1º de julio de 1960, la fundación de nuestra Escuela

Pensar un plan de estudio no resultó complicado para un curso cuya duración sería de cuatro meses: un taller de redacción de gráfica, radio y TV y los deportes de mayor relevancia popular como el fútbol, el básquet, la natación y el boxeo. Elegir el cuerpo docente se reveló como un asunto más complicado, porque maestros sobraban y estaban dispuestos a enseñar periodismo sin cobrar un peso. «Del excelente cuadro de profesores que nos daba clases en la Escuela, había dos que me generaban una afinidad especial: Borocotó (Ricardo Lorenzo) y Félix Daniel Frascara. Figuras emblemáticas de El Gráfico, considerados arquitectos de su fisonomía, patriarcas excluyentes, venerados maestros» cuenta Vega Onesime. Cherquis Bialo aún no puede creerlo: «¡Teníamos a Borocotó de profesor! ¡Teníamos a Frascara de profesor! ¡Y venían y nos daban clase, se ponían frente a nosotros por dos horas! ¡Fioravanti fue profesor nuestro, que era el relator número uno de la Argentina!». Los demás profesores no les iban a la zaga en prestigio. Enzo Ardigó, figura de La Oral Deportiva, no podía faltar. Alfredo Manuel Rutschi, Apo, el inventor de un programa que marcaría época en la televisión argentina como Polémica en el fútbol, tampoco. Alfonso Araujo y Carlos Escudero enseñaron reglamento de boxeo, asignatura que también contó con la presencia del medallista olímpico Raúl Landini. Eduardo Alperín, otro alumno del primer curso experimental, recuerda con especial cariño al profesor de básquetbol Casimiro González Trilla, quien integró el cuerpo técnico del seleccionado nacional de básquet campeón del mundo de 1950, «porque gracias a él me enteré de que la Escuela abriría el curso y me inscribí». Ernesto Lastra, árbitro en aquel mundial de básquet, también fue de la partida.
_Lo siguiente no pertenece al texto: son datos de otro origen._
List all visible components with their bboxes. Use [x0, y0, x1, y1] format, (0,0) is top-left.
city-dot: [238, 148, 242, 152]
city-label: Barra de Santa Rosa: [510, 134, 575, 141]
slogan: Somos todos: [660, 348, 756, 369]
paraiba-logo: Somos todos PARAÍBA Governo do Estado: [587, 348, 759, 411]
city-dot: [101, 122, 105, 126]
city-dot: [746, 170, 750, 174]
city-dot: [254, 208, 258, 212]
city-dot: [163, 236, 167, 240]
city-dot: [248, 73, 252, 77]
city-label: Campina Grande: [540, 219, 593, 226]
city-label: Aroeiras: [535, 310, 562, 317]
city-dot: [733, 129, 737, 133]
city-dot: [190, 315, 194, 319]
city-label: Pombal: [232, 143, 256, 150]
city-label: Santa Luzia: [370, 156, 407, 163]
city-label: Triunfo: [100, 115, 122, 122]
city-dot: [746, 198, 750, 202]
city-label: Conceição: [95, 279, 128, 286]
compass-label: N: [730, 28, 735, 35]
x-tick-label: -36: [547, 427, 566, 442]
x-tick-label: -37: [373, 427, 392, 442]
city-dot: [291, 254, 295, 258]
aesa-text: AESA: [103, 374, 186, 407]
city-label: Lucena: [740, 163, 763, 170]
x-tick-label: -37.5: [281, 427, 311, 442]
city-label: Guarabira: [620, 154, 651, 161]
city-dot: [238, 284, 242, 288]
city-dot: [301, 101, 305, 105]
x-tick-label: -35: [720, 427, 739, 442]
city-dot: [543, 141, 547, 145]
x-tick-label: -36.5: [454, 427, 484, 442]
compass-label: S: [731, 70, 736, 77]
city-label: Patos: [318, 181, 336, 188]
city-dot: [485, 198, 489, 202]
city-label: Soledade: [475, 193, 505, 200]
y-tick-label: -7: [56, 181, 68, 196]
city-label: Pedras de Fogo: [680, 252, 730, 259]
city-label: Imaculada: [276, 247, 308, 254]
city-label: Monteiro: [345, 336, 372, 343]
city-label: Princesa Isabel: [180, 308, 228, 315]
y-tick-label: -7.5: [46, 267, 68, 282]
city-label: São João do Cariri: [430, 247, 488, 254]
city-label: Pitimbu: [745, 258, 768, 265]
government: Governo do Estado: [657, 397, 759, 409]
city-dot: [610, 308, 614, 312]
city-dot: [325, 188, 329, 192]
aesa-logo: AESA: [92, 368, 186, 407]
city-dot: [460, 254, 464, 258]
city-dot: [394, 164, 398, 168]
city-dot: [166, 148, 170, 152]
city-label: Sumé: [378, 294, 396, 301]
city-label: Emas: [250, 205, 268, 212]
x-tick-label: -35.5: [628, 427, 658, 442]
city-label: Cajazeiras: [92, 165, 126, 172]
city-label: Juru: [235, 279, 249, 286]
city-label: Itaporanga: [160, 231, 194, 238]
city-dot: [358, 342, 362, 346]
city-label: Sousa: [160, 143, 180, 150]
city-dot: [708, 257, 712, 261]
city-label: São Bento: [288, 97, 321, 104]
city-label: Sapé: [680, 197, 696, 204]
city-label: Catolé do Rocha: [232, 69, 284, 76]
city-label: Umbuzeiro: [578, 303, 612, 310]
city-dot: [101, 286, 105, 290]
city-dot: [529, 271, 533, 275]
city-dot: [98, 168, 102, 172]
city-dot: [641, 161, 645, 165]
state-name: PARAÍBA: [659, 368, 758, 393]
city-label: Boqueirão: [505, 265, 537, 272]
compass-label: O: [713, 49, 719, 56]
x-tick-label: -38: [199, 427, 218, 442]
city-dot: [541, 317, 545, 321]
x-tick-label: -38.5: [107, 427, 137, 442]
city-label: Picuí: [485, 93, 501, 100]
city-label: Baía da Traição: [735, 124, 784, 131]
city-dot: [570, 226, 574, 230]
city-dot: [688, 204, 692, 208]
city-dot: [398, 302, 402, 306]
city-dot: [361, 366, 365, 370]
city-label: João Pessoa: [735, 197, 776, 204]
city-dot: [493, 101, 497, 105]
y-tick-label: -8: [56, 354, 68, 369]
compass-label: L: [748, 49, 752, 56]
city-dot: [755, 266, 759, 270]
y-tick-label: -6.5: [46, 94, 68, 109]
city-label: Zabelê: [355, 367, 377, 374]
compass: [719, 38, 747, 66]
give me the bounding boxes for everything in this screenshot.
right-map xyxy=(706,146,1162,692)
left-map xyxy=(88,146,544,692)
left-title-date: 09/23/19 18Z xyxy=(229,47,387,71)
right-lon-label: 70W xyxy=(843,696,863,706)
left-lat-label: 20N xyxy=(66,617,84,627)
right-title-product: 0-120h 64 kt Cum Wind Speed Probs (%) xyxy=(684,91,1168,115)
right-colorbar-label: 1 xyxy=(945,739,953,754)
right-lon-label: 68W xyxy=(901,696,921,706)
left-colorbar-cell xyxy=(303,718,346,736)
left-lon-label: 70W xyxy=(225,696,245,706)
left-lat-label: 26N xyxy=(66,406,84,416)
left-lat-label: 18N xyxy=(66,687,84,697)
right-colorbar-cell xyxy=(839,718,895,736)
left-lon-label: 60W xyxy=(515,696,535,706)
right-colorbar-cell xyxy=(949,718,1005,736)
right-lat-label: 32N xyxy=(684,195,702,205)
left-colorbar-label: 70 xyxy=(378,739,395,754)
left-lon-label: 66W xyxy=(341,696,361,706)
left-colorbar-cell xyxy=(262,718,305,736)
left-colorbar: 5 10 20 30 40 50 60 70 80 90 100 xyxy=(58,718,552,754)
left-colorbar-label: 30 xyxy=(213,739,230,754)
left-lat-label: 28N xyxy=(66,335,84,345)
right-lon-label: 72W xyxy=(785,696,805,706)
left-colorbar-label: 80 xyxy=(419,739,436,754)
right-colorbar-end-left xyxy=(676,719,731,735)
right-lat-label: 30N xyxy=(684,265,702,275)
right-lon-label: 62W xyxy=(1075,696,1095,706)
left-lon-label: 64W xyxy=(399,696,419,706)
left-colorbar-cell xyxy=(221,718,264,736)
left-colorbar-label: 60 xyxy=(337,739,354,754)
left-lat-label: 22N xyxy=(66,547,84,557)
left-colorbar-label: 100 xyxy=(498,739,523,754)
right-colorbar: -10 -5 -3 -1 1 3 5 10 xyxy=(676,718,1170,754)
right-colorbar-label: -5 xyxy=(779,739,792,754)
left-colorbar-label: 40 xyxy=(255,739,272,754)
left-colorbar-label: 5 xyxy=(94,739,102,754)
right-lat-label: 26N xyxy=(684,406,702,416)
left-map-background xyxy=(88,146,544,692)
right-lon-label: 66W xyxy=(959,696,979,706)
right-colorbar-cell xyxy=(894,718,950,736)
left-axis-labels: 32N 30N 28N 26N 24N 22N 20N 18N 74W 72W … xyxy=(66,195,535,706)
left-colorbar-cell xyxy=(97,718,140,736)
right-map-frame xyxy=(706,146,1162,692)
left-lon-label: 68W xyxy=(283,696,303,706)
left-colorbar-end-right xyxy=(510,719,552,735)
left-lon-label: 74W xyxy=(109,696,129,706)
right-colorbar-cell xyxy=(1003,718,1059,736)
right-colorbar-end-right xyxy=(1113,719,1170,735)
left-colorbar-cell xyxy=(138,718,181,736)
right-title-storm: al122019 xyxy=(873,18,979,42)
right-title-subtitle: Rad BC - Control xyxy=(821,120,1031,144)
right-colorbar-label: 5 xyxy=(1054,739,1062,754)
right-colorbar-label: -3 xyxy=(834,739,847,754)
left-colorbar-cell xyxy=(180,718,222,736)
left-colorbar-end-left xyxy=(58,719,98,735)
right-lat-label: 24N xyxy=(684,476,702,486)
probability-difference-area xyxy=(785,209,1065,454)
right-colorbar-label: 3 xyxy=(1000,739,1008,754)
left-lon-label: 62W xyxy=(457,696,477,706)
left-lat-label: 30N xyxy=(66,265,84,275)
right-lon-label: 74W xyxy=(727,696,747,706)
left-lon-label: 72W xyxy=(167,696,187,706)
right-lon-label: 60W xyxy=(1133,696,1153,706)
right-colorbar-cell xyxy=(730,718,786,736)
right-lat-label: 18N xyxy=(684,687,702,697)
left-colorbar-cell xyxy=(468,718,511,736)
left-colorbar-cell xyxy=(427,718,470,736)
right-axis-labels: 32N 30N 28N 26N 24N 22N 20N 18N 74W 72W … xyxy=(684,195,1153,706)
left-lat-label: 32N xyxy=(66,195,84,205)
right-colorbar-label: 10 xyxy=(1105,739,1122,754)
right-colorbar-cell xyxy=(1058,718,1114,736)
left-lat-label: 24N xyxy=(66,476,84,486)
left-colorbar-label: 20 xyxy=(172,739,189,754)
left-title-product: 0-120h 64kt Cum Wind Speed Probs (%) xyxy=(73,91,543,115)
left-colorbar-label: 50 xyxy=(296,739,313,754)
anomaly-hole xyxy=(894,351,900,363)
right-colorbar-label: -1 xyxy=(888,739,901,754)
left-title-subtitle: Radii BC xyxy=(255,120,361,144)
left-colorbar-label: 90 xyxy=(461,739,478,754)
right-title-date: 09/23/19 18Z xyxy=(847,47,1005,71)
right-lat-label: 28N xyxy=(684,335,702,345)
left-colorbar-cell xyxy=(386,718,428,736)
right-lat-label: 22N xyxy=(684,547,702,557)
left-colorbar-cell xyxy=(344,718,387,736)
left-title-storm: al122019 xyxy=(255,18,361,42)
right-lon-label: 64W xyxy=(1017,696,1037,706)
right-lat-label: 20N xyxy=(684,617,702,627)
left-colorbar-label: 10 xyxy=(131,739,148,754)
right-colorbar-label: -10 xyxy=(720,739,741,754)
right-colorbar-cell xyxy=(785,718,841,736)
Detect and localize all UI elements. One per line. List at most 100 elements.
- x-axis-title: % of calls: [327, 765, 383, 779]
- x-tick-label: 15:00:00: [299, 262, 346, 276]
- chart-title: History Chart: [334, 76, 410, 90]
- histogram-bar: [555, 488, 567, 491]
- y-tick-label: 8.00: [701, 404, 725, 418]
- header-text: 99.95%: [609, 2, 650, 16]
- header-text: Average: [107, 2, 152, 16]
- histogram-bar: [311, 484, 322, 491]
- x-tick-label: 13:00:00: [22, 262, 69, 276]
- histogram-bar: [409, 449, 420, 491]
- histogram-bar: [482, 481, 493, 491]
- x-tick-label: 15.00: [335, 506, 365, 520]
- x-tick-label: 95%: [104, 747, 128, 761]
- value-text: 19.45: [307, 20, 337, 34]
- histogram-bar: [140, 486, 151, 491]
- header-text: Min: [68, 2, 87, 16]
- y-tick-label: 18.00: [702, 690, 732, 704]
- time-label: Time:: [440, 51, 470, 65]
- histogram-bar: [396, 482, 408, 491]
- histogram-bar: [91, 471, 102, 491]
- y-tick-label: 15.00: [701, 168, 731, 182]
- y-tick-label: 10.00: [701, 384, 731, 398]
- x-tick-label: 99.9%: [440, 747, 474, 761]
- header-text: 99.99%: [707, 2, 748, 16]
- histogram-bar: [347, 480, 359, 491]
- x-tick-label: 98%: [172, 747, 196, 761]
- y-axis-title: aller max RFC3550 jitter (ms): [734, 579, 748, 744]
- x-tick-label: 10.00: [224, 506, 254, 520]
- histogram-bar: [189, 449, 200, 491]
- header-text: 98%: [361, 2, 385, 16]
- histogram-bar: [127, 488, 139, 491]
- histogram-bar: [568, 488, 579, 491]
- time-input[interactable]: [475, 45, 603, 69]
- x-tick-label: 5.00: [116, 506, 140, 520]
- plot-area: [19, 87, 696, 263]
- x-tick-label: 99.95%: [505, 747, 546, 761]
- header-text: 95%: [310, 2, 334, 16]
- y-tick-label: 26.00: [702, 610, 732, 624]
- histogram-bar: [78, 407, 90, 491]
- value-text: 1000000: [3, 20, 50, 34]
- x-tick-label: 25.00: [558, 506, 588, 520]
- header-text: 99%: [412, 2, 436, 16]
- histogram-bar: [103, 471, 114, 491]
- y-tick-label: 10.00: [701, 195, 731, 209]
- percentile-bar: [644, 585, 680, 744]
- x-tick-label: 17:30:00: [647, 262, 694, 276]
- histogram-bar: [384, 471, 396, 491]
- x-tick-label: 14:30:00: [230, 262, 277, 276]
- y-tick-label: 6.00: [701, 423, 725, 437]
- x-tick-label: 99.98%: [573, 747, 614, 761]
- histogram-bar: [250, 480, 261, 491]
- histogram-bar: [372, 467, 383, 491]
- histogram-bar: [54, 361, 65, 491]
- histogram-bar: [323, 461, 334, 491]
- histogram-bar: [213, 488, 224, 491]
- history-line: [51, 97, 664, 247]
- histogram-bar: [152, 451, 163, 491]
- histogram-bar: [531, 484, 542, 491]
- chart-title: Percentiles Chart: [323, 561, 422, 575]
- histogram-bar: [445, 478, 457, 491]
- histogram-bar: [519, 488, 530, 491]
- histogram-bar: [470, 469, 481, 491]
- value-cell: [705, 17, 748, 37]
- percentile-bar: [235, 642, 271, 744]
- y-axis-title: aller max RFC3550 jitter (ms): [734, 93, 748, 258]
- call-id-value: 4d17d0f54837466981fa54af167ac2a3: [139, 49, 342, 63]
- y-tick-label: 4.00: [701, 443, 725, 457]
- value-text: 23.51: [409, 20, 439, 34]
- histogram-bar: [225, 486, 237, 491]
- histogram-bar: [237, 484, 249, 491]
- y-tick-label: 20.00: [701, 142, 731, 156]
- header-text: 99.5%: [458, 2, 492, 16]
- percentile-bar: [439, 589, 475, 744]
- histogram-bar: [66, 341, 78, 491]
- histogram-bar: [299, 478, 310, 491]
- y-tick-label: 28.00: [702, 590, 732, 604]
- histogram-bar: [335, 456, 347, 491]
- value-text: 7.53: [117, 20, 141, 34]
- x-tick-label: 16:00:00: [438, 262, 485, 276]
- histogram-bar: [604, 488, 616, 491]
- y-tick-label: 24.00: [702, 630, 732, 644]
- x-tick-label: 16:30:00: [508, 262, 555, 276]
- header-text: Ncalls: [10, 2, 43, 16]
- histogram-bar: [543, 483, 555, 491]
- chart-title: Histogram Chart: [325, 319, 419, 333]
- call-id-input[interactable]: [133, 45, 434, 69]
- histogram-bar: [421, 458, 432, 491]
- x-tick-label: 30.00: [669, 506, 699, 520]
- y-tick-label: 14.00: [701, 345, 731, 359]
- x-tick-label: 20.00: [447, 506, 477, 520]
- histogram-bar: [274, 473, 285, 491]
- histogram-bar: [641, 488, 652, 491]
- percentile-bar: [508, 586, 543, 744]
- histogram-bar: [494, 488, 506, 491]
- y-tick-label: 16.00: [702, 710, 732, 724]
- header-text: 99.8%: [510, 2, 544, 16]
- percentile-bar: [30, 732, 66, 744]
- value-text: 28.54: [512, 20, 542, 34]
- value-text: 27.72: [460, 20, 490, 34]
El preparador físico José D´Amico, el crítico de arte Eduardo Baliari, el árbitro José Bartolomé Macías, el ex presidente de San Lorenzo Enrique Pinto, Pedro Valdés -quien años después sería presidente del Círculo-, Marco Aurelio Mantecón y el campeón de aguas abiertas Ernesto Caracciolo completaron el cuerpo de profesores. Angel Barrios asumió la dirección de la Escuela secundado por Juan Macera. Repasar la nómina obliga a coincidir con Cherquis: «Era imposible no ser periodista con esos maestros, porque esos maestros eran capaces de fabricar un periodista».

La aventura comenzó oficialmente el 1° de julio de 1960. Lunes, miércoles y viernes de 19 a 21. La sede, Rodríguez Peña 628, el señorial petit hotel sede del Círculo de Periodistas Deportivos. Fueron cuatro meses de encuentros de profesores apasionados con un grupo de jóvenes que soñó al periodismo deportivo como algo posible, al alcance de la mano: «Cuando me iba de la escuela» dice Cherquis Bialo «sentía un verdadero trepidar en mi corazón, porque había venido un grupo de señores a darnos lo mejor de sus conocimientos. Y nosotros teníamos que honrarlos, teníamos que dignificarlo. Ellos eran la fuente de la sabiduría».